O ouro do sul e o sal do deserto, as armas do norte e os escravos do sul alimentaram estas comunicações. No caso ainda do Kanem-Bornu - do nosso exemplo - este reino sobreviveu estas vicissitudes e outras por mais de mil anos da sua história mais do que o fizeram os seus vizinhos e predecessores o Ghana, o Songhai e o Mali como monarquias organizadas.
O Kanem-Bornu conheceu o seu primeiro apogeu durante o reinado de Dunama Dubalemi - o Magno chamá-lo-íamos com razão - conquistador islâmico de piedade iconoclasta nos meados do século treze, quando abraçou o Islão e tentou impô-lo aos pagãos do reino. Kanem-Bornu tornara-se num reino multi-secular que oferece aos estudiosos da sua história vários temas, tais como as suas guerras com os pagãos bulalas do sul, mais tarde fonte segura da sua economia, alimentada pela trata esclavagista destas mesmas populações sulistas para o abastecimento dos mercados do norte.

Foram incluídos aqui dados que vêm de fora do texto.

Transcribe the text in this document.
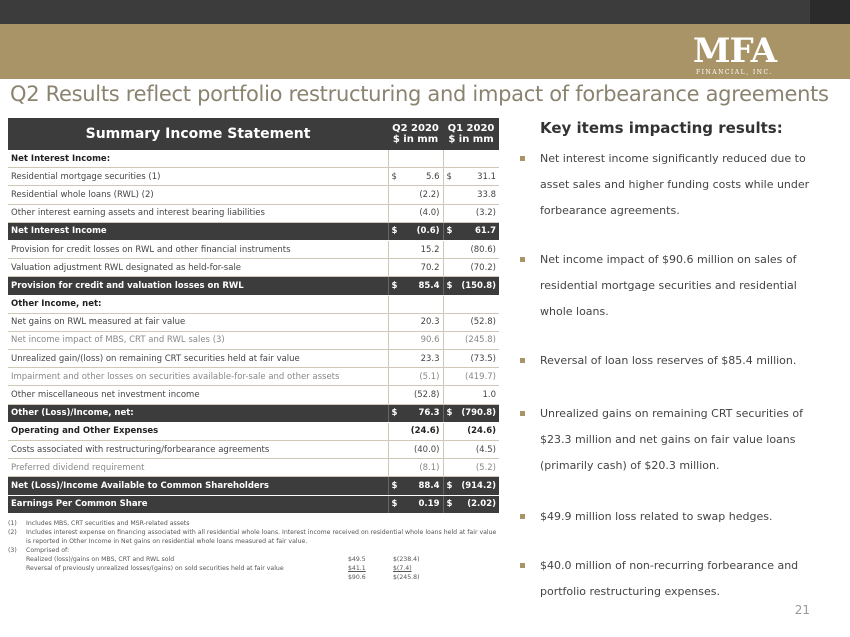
MFA
FINANCIAL, INC.
Q2 Results reflect portfolio restructuring and impact of forbearance agreements
Summary Income Statement	Q2 2020 $ in mm	Q1 2020 $ in mm
Net Interest Income:	

Residential mortgage securities (1)	$ 5.6	$ 31.1
Residential whole loans (RWL) (2)	(2.2)	33.8
Other interest earning assets and interest bearing liabilities	(4.0)	(3.2)
Net Interest Income	$ (0.6)	$ 61.7
Provision for credit losses on RWL and other financial instruments	15.2	(80.6)
Valuation adjustment RWL designated as held-for-sale	70.2	(70.2)
Provision for credit and valuation losses on RWL	$ 85.4	$ (150.8)
Other Income, net:	

Net gains on RWL measured at fair value	20.3	(52.8)
Net income impact of MBS, CRT and RWL sales (3)	90.6	(245.8)
Unrealized gain/(loss) on remaining CRT securities held at fair value	23.3	(73.5)
Impairment and other losses on securities available-for-sale and other assets	(5.1)	(419.7)
Other miscellaneous net investment income	(52.8)	1.0
Other (Loss)/Income, net:	$ 76.3	$ (790.8)
Operating and Other Expenses	(24.6)	(24.6)
Costs associated with restructuring/forbearance agreements	(40.0)	(4.5)
Preferred dividend requirement	(8.1)	(5.2)
Net (Loss)/Income Available to Common Shareholders	$ 88.4	$ (914.2)
Earnings Per Common Share	$ 0.19	$ (2.02)
(1) Includes MBS, CRT securities and MSR-related assets
(2) Includes interest expense on financing associated with all residential whole loans. Interest income received on residential whole loans held at fair value is reported in Other Income in Net gains on residential whole loans measured at fair value.
(3) Comprised of:
Realized (loss)/gains on MBS, CRT and RWL sold	$49.5	$(238.4)
Reversal of previously unrealized losses/(gains) on sold securities held at fair value	$41.1	$(7.4)
$90.6	$(245.8)
Key items impacting results:
Net interest income significantly reduced due to asset sales and higher funding costs while under forbearance agreements.
Net income impact of $90.6 million on sales of residential mortgage securities and residential whole loans.
Reversal of loan loss reserves of $85.4 million.
Unrealized gains on remaining CRT securities of $23.3 million and net gains on fair value loans (primarily cash) of $20.3 million.
$49.9 million loss related to swap hedges.
$40.0 million of non-recurring forbearance and portfolio restructuring expenses.
21
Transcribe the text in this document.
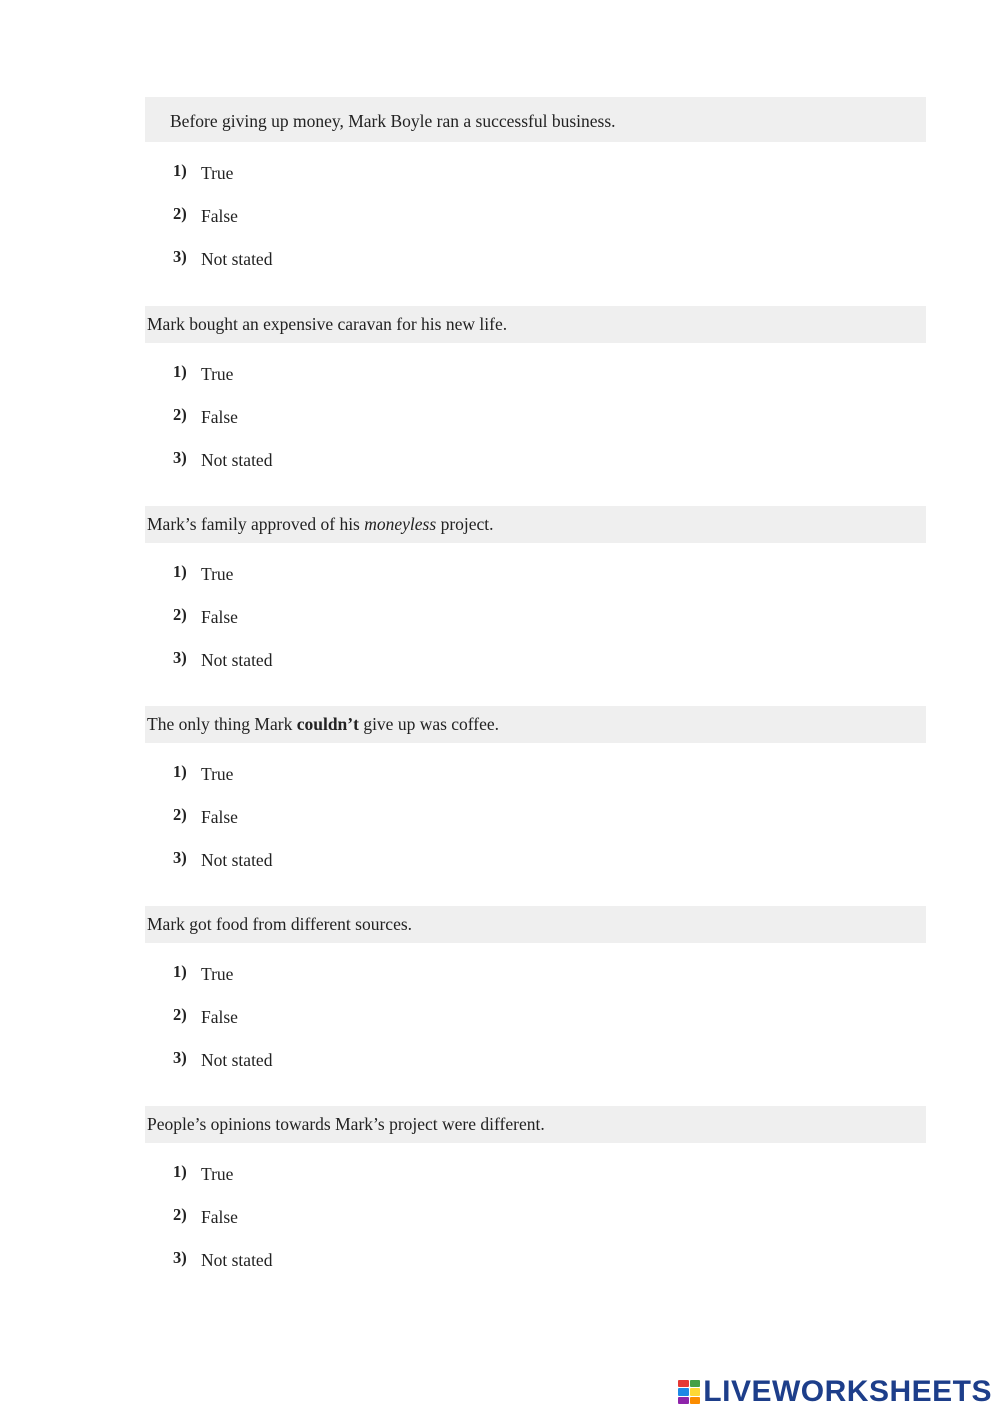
Before giving up money, Mark Boyle ran a successful business.
1) True
2) False
3) Not stated
Mark bought an expensive caravan for his new life.
1) True
2) False
3) Not stated
Mark’s family approved of his moneyless project.
1) True
2) False
3) Not stated
The only thing Mark couldn’t give up was coffee.
1) True
2) False
3) Not stated
Mark got food from different sources.
1) True
2) False
3) Not stated
People’s opinions towards Mark’s project were different.
1) True
2) False
3) Not stated
LIVEWORKSHEETS
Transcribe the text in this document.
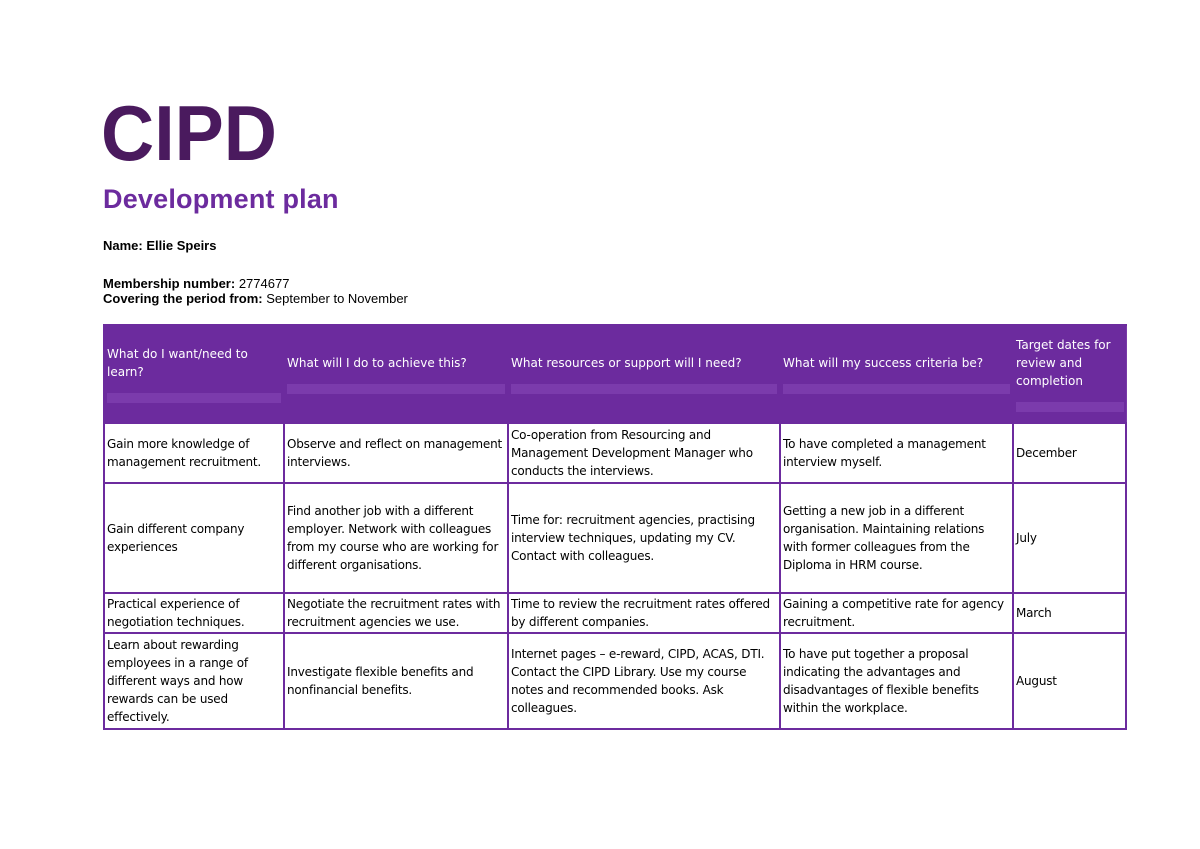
CIPD
Development plan
Name: Ellie Speirs
Membership number: 2774677
Covering the period from: September to November
What do I want/need to learn?	What will I do to achieve this?	What resources or support will I need?	What will my success criteria be?	Target dates for review and completion

Gain more knowledge of management recruitment.	Observe and reflect on management interviews.	Co-operation from Resourcing and Management Development Manager who conducts the interviews.	To have completed a management interview myself.	December
Gain different company experiences	Find another job with a different employer. Network with colleagues from my course who are working for different organisations.	Time for: recruitment agencies, practising interview techniques, updating my CV. Contact with colleagues.	Getting a new job in a different organisation. Maintaining relations with former colleagues from the Diploma in HRM course.	July
Practical experience of negotiation techniques.	Negotiate the recruitment rates with recruitment agencies we use.	Time to review the recruitment rates offered by different companies.	Gaining a competitive rate for agency recruitment.	March
Learn about rewarding employees in a range of different ways and how rewards can be used effectively.	Investigate flexible benefits and nonfinancial benefits.	Internet pages – e-reward, CIPD, ACAS, DTI. Contact the CIPD Library. Use my course notes and recommended books. Ask colleagues.	To have put together a proposal indicating the advantages and disadvantages of flexible benefits within the workplace.	August
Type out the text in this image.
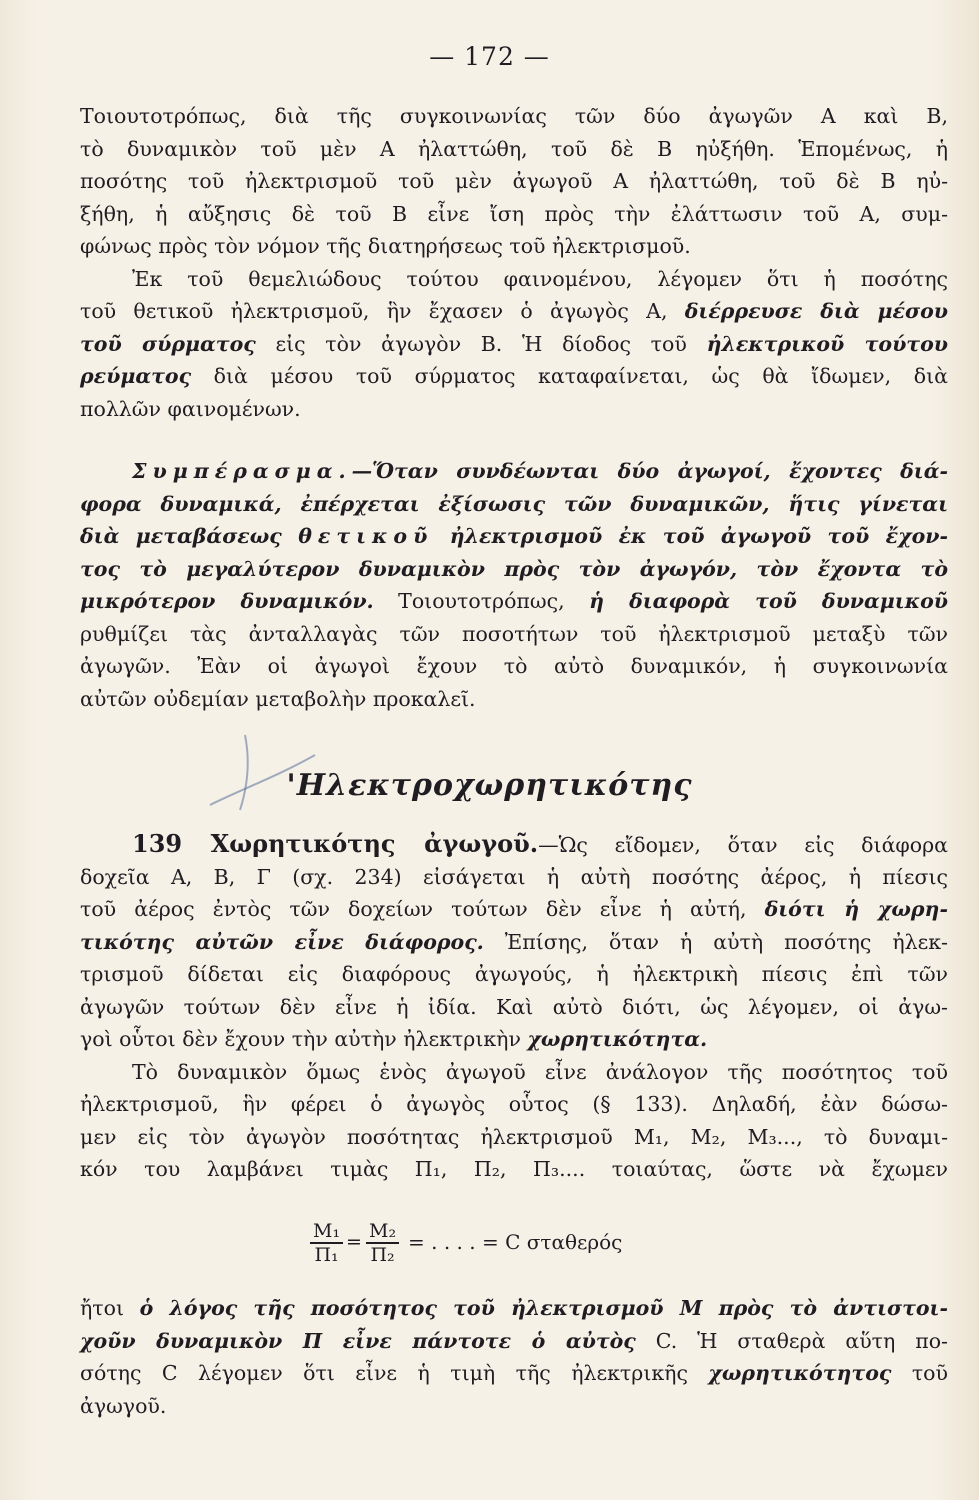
— 172 —
Τοιουτοτρόπως, διὰ τῆς συγκοινωνίας τῶν δύο ἀγωγῶν Α καὶ Β,
τὸ δυναμικὸν τοῦ μὲν Α ἠλαττώθη, τοῦ δὲ Β ηὐξήθη. Ἑπομένως, ἡ
ποσότης τοῦ ἠλεκτρισμοῦ τοῦ μὲν ἀγωγοῦ Α ἠλαττώθη, τοῦ δὲ Β ηὐ-
ξήθη, ἡ αὔξησις δὲ τοῦ Β εἶνε ἴση πρὸς τὴν ἐλάττωσιν τοῦ Α, συμ-
φώνως πρὸς τὸν νόμον τῆς διατηρήσεως τοῦ ἠλεκτρισμοῦ.
Ἐκ τοῦ θεμελιώδους τούτου φαινομένου, λέγομεν ὅτι ἡ ποσότης
τοῦ θετικοῦ ἠλεκτρισμοῦ, ἣν ἔχασεν ὁ ἀγωγὸς Α, διέρρευσε διὰ μέσου
τοῦ σύρματος εἰς τὸν ἀγωγὸν Β. Ἡ δίοδος τοῦ ἠλεκτρικοῦ τούτου
ρεύματος διὰ μέσου τοῦ σύρματος καταφαίνεται, ὡς θὰ ἴδωμεν, διὰ
πολλῶν φαινομένων.
Συμπέρασμα.—Ὅταν συνδέωνται δύο ἀγωγοί, ἔχοντες διά-
φορα δυναμικά, ἐπέρχεται ἐξίσωσις τῶν δυναμικῶν, ἥτις γίνεται
διὰ μεταβάσεως θετικοῦ ἠλεκτρισμοῦ ἐκ τοῦ ἀγωγοῦ τοῦ ἔχον-
τος τὸ μεγαλύτερον δυναμικὸν πρὸς τὸν ἀγωγόν, τὸν ἔχοντα τὸ
μικρότερον δυναμικόν. Τοιουτοτρόπως, ἡ διαφορὰ τοῦ δυναμικοῦ
ρυθμίζει τὰς ἀνταλλαγὰς τῶν ποσοτήτων τοῦ ἠλεκτρισμοῦ μεταξὺ τῶν
ἀγωγῶν. Ἐὰν οἱ ἀγωγοὶ ἔχουν τὸ αὐτὸ δυναμικόν, ἡ συγκοινωνία
αὐτῶν οὐδεμίαν μεταβολὴν προκαλεῖ.
'Ηλεκτροχωρητικότης
139 Χωρητικότης ἀγωγοῦ.—Ὡς εἴδομεν, ὅταν εἰς διάφορα
δοχεῖα Α, Β, Γ (σχ. 234) εἰσάγεται ἡ αὐτὴ ποσότης ἀέρος, ἡ πίεσις
τοῦ ἀέρος ἐντὸς τῶν δοχείων τούτων δὲν εἶνε ἡ αὐτή, διότι ἡ χωρη-
τικότης αὐτῶν εἶνε διάφορος. Ἐπίσης, ὅταν ἡ αὐτὴ ποσότης ἠλεκ-
τρισμοῦ δίδεται εἰς διαφόρους ἀγωγούς, ἡ ἠλεκτρικὴ πίεσις ἐπὶ τῶν
ἀγωγῶν τούτων δὲν εἶνε ἡ ἰδία. Καὶ αὐτὸ διότι, ὡς λέγομεν, οἱ ἀγω-
γοὶ οὗτοι δὲν ἔχουν τὴν αὐτὴν ἠλεκτρικὴν χωρητικότητα.
Τὸ δυναμικὸν ὅμως ἑνὸς ἀγωγοῦ εἶνε ἀνάλογον τῆς ποσότητος τοῦ
ἠλεκτρισμοῦ, ἣν φέρει ὁ ἀγωγὸς οὗτος (§ 133). Δηλαδή, ἐὰν δώσω-
μεν εἰς τὸν ἀγωγὸν ποσότητας ἠλεκτρισμοῦ Μ₁, Μ₂, Μ₃..., τὸ δυναμι-
κόν του λαμβάνει τιμὰς Π₁, Π₂, Π₃.... τοιαύτας, ὥστε νὰ ἔχωμεν
$\frac{\text{Μ₁}}{\text{Π₁}} = \frac{\text{Μ₂}}{\text{Π₂}}$ = . . . . = C σταθερός
ἤτοι ὁ λόγος τῆς ποσότητος τοῦ ἠλεκτρισμοῦ Μ πρὸς τὸ ἀντιστοι-
χοῦν δυναμικὸν Π εἶνε πάντοτε ὁ αὐτὸς C. Ἡ σταθερὰ αὕτη πο-
σότης C λέγομεν ὅτι εἶνε ἡ τιμὴ τῆς ἠλεκτρικῆς χωρητικότητος τοῦ
ἀγωγοῦ.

Os monarcas do Kanem-Bornu abandonaram mais tarde a antiga capital Ndjimi, a leste do Chade para uma nova Ngazargamo, a oeste, onde prosperava anteriormente outra civilização não islâmica, a dos pagãos. São inimigos confessados do reino kanembu tema ainda dos seus famosos monarcas, um tal Idrissa Alowoma, no apogeu do século dezasseis antes do declínio paulatino e irreversível, acabando por desintegrar-se a monarquia kanembu nos séculos seguintes, ainda na rotina do ser africano.